There has been strengthening of westerly winds in the EH (as noted by your last comment), but the 200mb winds still remain out of the east. Which makes the zonal mean winds a bit of a mix (I think).

Negative OLR anomalies persist in the west Pacific and Bay of Bengal. I remember you stated that EH tropical convection is ok as long as it doesn't become enhanced(it appears it hasn't).

Do those loosely touch upon the reasons for projecting a brief El-Nino respite to GWO phases 8-1 for the coming weeks?

Ed Berry said...

Hello Greg,

Sorry for my slow response. Essentially the weather-climate dynamical system is in a quasi-stationary/equilibrium state weakly shifted toward El-Nino. The large negative global frictional torque is partly a response to zonal mean subtropical westerly wind flow anomalies being brought down to the surface as they shift poleward. That has helped to persist global AAM ~1 standard deviation above the R1 data climatology (lower 21 sigma levels)since roughly mid-May.

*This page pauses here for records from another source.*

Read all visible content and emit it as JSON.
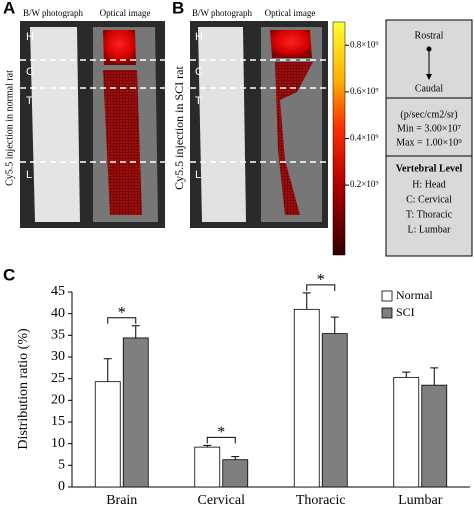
{
  "panels": {
    "a": {
      "label": "A",
      "photo_title": "B/W photograph",
      "optical_title": "Optical image",
      "side_label": "Cy5.5 injection in normal rat",
      "regions": [
        "H",
        "C",
        "T",
        "L"
      ]
    },
    "b": {
      "label": "B",
      "photo_title": "B/W photograph",
      "optical_title": "Optical image",
      "side_label": "Cy5.5 injection in SCI rat",
      "regions": [
        "H",
        "C",
        "T",
        "L"
      ]
    },
    "colorbar": {
      "lim": [
        -100000000,
        900000000
      ],
      "ticks": [
        {
          "value": 800000000,
          "label": "0.8×10⁹"
        },
        {
          "value": 600000000,
          "label": "0.6×10⁹"
        },
        {
          "value": 400000000,
          "label": "0.4×10⁹"
        },
        {
          "value": 200000000,
          "label": "0.2×10⁹"
        }
      ]
    },
    "info": {
      "top": "Rostral",
      "bottom": "Caudal",
      "units": "(p/sec/cm2/sr)",
      "min": "Min = 3.00×10⁷",
      "max": "Max = 1.00×10⁹",
      "legend_title": "Vertebral Level",
      "legend_items": [
        "H: Head",
        "C: Cervical",
        "T: Thoracic",
        "L: Lumbar"
      ]
    },
    "c": {
      "label": "C"
    }
  },
  "chart_data": {
    "type": "bar",
    "y_label": "Distribution ratio (%)",
    "categories": [
      "Brain",
      "Cervical",
      "Thoracic",
      "Lumbar"
    ],
    "series": [
      {
        "name": "Normal",
        "color": "#ffffff",
        "values": [
          24.3,
          9.2,
          41,
          25.3
        ],
        "errors": [
          5.3,
          0.4,
          3.8,
          1.2
        ]
      },
      {
        "name": "SCI",
        "color": "#7f7f7f",
        "values": [
          34.4,
          6.3,
          35.4,
          23.5
        ],
        "errors": [
          2.8,
          0.7,
          3.8,
          4
        ]
      }
    ],
    "annotations": [
      "*",
      "*",
      "*"
    ],
    "ylim": [
      0,
      45
    ],
    "yticks": [
      0,
      5,
      10,
      15,
      20,
      25,
      30,
      35,
      40,
      45
    ],
    "legend": "upper right"
  }
}
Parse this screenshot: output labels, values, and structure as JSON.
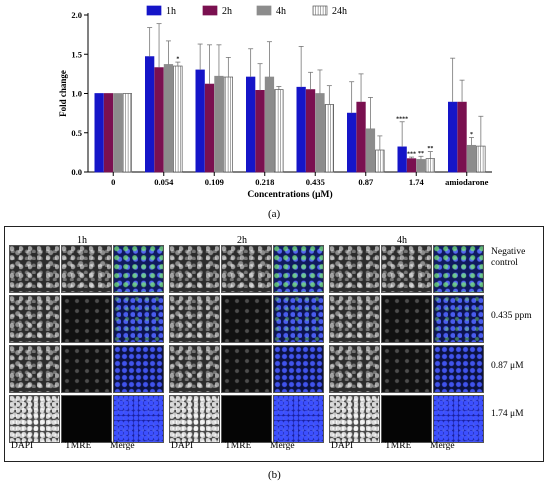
{
  "chart_data": {
    "type": "bar",
    "ylabel": "Fold change",
    "xlabel": "Concentrations (μM)",
    "ylim": [
      0,
      2.0
    ],
    "yticks": [
      "0.0",
      "0.5",
      "1.0",
      "1.5",
      "2.0"
    ],
    "categories": [
      "0",
      "0.054",
      "0.109",
      "0.218",
      "0.435",
      "0.87",
      "1.74",
      "amiodarone"
    ],
    "legend_position": "top",
    "series": [
      {
        "name": "1h",
        "color": "#1515c8",
        "fill": "solid",
        "values": [
          1.0,
          1.47,
          1.3,
          1.21,
          1.08,
          0.75,
          0.32,
          0.89
        ],
        "errors": [
          0,
          0.37,
          0.33,
          0.36,
          0.52,
          0.4,
          0.32,
          0.56
        ]
      },
      {
        "name": "2h",
        "color": "#7a1050",
        "fill": "solid",
        "values": [
          1.0,
          1.33,
          1.12,
          1.04,
          1.05,
          0.89,
          0.17,
          0.89
        ],
        "errors": [
          0,
          0.56,
          0.5,
          0.34,
          0.22,
          0.36,
          0.02,
          0.28
        ]
      },
      {
        "name": "4h",
        "color": "#8c8c8c",
        "fill": "solid",
        "values": [
          1.0,
          1.37,
          1.22,
          1.21,
          1.0,
          0.55,
          0.16,
          0.34
        ],
        "errors": [
          0,
          0.3,
          0.4,
          0.45,
          0.3,
          0.4,
          0.04,
          0.1
        ]
      },
      {
        "name": "24h",
        "color": "#ffffff",
        "fill": "striped",
        "values": [
          1.0,
          1.35,
          1.21,
          1.05,
          0.86,
          0.28,
          0.17,
          0.33
        ],
        "errors": [
          0,
          0.05,
          0.25,
          0.04,
          0.24,
          0.18,
          0.09,
          0.38
        ]
      }
    ],
    "annotations": [
      {
        "category": "0.054",
        "series": "24h",
        "text": "*"
      },
      {
        "category": "1.74",
        "series": "1h",
        "text": "****"
      },
      {
        "category": "1.74",
        "series": "2h",
        "text": "***"
      },
      {
        "category": "1.74",
        "series": "4h",
        "text": "**"
      },
      {
        "category": "1.74",
        "series": "24h",
        "text": "**"
      },
      {
        "category": "amiodarone",
        "series": "4h",
        "text": "*"
      }
    ]
  },
  "panel_a_caption": "(a)",
  "panel_b_caption": "(b)",
  "micrographs": {
    "time_labels": [
      "1h",
      "2h",
      "4h"
    ],
    "column_labels": [
      "DAPI",
      "TMRE",
      "Merge"
    ],
    "row_labels": [
      "Negative control",
      "0.435 ppm",
      "0.87 μM",
      "1.74 μM"
    ]
  }
}
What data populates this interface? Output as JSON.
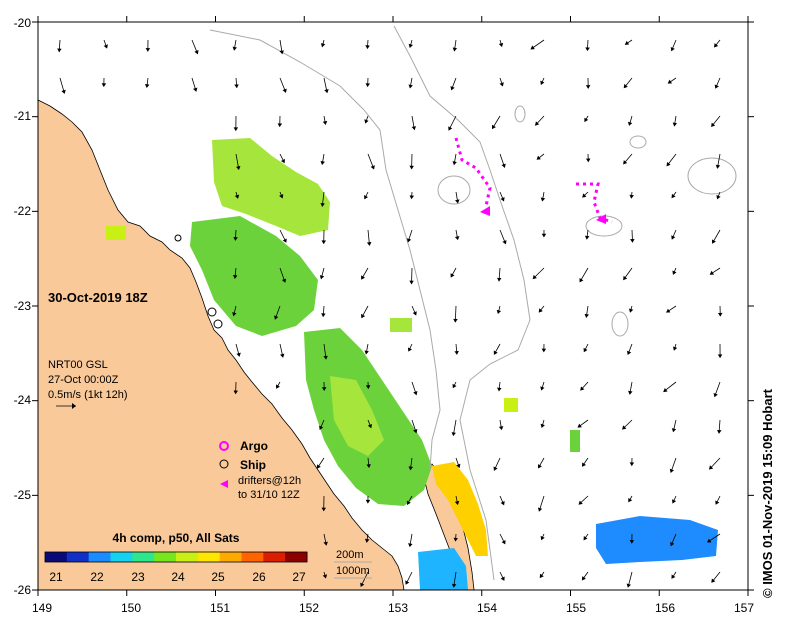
{
  "map": {
    "date_label": "30-Oct-2019 18Z",
    "credit": "© IMOS 01-Nov-2019 15:09 Hobart",
    "lon_ticks": [
      "149",
      "150",
      "151",
      "152",
      "153",
      "154",
      "155",
      "156",
      "157"
    ],
    "lat_ticks": [
      "-20",
      "-21",
      "-22",
      "-23",
      "-24",
      "-25",
      "-26"
    ],
    "lon_range": [
      149,
      157
    ],
    "lat_range": [
      -26,
      -20
    ]
  },
  "current_info": {
    "product": "NRT00 GSL",
    "time": "27-Oct 00:00Z",
    "scale": "0.5m/s (1kt 12h)"
  },
  "legend": {
    "argo": "Argo",
    "ship": "Ship",
    "drifters_line1": "drifters@12h",
    "drifters_line2": "to 31/10 12Z",
    "argo_color": "#ff00ff",
    "drifter_color": "#ff00ff"
  },
  "colorbar": {
    "title": "4h comp, p50, All Sats",
    "ticks": [
      "21",
      "22",
      "23",
      "24",
      "25",
      "26",
      "27"
    ],
    "colors": [
      "#0a0a78",
      "#1030c8",
      "#1a8cff",
      "#14d2f0",
      "#2ee68c",
      "#78e61e",
      "#c8f014",
      "#ffe600",
      "#ffaa00",
      "#ff6400",
      "#dc1e00",
      "#8c0000"
    ]
  },
  "isobaths": {
    "label1": "200m",
    "label2": "1000m"
  },
  "colors": {
    "land": "#f9c999",
    "ocean": "#ffffff",
    "coast": "#000000",
    "isobath": "#aaaaaa",
    "sst_green": "#6cd23c",
    "sst_lightgreen": "#a6e63c",
    "sst_yellow": "#ffd000",
    "sst_blue": "#1e8cff"
  }
}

The gist is that I think the global circulation will remain shifted toward octants 7-8-1 of GWO/MJO phase space UFN. What happens this fall will be critical. The EH tropical convection is not much more than
"normal rainfall" for the monsoon systems. In fact, until a few days ago the situation there was "dry". The surface westerlies/upper tropospheric easterlies you refer to are to be expected with a first order baroclinic mode to tropical forcing.

Hope this helps,

Greg said...

Hi Ed,

Thank you for the response. Your dedication is much appreciated.


snoman said...

I am really beginning to think the El Nino has a rough road ahead. The GFS and ECMWF models indicate a massive high pressure complex setting up over a good chunk of the central and eastern North Pacific. Such an arrangement would make strong trade winds quite likely.